Patients who require critical care are usually very ill and require close attention and monitoring. The very sickest of these will require advanced respiratory support or have two or more failing organ systems e.g. cardiac, respiratory, neurological that need supporting simultaneously. Most critical care units are equipped to deal with patients suffering from a wide range of different clinical conditions but some hospitals do have specialist units to deal with particular specialisms e.g. neurology, liver, oncology.
What to expect in Critical Care
It can be quite frightening coming to visit a loved one in Critical Care and it is natural to feel upset. The staff on the unit will be able to help you in understanding what all the different equipment around the bed is for. Most of the patients in Critical Care will be connected to a monitor and machines and have lines and drips of some sort. If an alarm does sound this does not always necessarily mean there is a problem and the nursing staff will deal with this and let you know what it is for, it might be something that needs doing e.g. changing one of the drug infusions in a syringe pump. Usually, there is nothing to worry about and the staff will watch the patient very closely at all times.
For the first few days after admission to Critical Care many patients are kept asleep, ‘sedated’ with a mixture of sleep inducing and pain killing medications. This makes the life saving treatments, that are necessary in Critical Care, much more bearable for the patient, as well as allowing them to rest. Most patients do not usually remember this time although sedated patients may be able hear you even if they do not respond. The staff will talk to unconscious patients telling them what’s happening and it’s important that you do the same.
You might be asked to leave the bed side on occasions, this is usually because there are necessary medical & nursing procedures that need to be done and these could upset you.
As patients start to get better, the sedatives that they are on to keep them tolerant of all the equipment is reduced to allow patients to become a little bit more aware of their surroundings. This can be a frightening time for patients as they will not know what has happened to them and the after effects of the sedatives can take a while to come out of the patient’s system. Support from families and friends can be of great help at this time.
All Critical Care patients are different and some will get better much quicker than others who may need the support from the ventilator ‘breathing machine’ for a little longer.
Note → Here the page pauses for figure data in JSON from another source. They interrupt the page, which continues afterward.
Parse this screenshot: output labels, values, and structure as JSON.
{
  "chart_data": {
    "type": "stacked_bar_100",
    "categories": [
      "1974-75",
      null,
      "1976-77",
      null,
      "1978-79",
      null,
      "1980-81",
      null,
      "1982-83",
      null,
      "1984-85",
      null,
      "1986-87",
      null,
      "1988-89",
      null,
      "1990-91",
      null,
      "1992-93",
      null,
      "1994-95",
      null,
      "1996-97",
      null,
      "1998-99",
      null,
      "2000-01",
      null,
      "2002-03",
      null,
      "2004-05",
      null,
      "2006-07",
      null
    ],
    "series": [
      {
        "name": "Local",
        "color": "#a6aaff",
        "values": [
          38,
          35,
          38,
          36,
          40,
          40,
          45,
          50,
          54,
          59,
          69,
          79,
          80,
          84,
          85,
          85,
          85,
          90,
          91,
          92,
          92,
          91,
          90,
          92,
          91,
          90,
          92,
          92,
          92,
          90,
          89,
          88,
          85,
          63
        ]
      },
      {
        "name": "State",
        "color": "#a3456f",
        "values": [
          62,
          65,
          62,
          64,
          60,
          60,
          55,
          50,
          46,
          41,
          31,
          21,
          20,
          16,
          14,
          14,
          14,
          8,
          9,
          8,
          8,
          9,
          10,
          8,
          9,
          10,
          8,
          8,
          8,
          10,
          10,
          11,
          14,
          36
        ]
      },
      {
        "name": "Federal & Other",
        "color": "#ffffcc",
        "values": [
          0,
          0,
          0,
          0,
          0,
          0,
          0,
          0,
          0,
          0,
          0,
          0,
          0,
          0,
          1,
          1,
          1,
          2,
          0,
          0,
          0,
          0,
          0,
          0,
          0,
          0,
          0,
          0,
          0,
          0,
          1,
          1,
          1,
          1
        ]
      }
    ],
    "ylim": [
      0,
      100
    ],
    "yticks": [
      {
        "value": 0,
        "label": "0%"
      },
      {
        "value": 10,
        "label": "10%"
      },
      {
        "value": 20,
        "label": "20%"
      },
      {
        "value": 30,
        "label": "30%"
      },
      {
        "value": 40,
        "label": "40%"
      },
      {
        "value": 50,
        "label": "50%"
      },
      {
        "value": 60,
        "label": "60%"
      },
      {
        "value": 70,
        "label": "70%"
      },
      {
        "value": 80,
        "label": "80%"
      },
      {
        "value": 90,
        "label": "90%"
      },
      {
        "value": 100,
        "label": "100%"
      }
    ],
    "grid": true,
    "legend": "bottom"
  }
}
This slower recovery is often called ‘weaning’ and although the patient is getting better it can often be a slow process. Support from families at this time can be hugely beneficial but it is important to remember that the patient may tire easily and become frustrated at their lack of progress and inability to communicate their concerns or feelings.
Visiting hours are usually very flexible, but there may be times when visiting isn’t advised but the staff will normally let you know when this is. The number of people allowed around the person’s bed at any one time may also be limited to avoid overwhelming the patient. Sick patients need rest to aid their recovery so it is generally advised that visitors are kept to close family and friends.
To reduce the risk of spreading infection, you will be asked to clean your hands when entering and leaving the unit and you may not be able to bring in certain things such as flowers. Please avoid visiting if you are ill yourself.
Staff will be on hand to help you in the first few days as seeing your family member in critical care for the first time can be upsetting. They may be drowsy and seem confused and they may also appear slightly swollen or have injuries such as bruises or wounds. They will usually have equipment attached to them, this is to help the staff monitor the patient’s vital signs and give medication to help them get better. There will be unfamiliar sounds and other noises so ask staff to explain what these are if you would like to know more
It might seems strange, particularly if your family member is sedated but it is important to talk to them and hold their hand if you want to. The reassurance of a familiar voice is usually comforting to patients.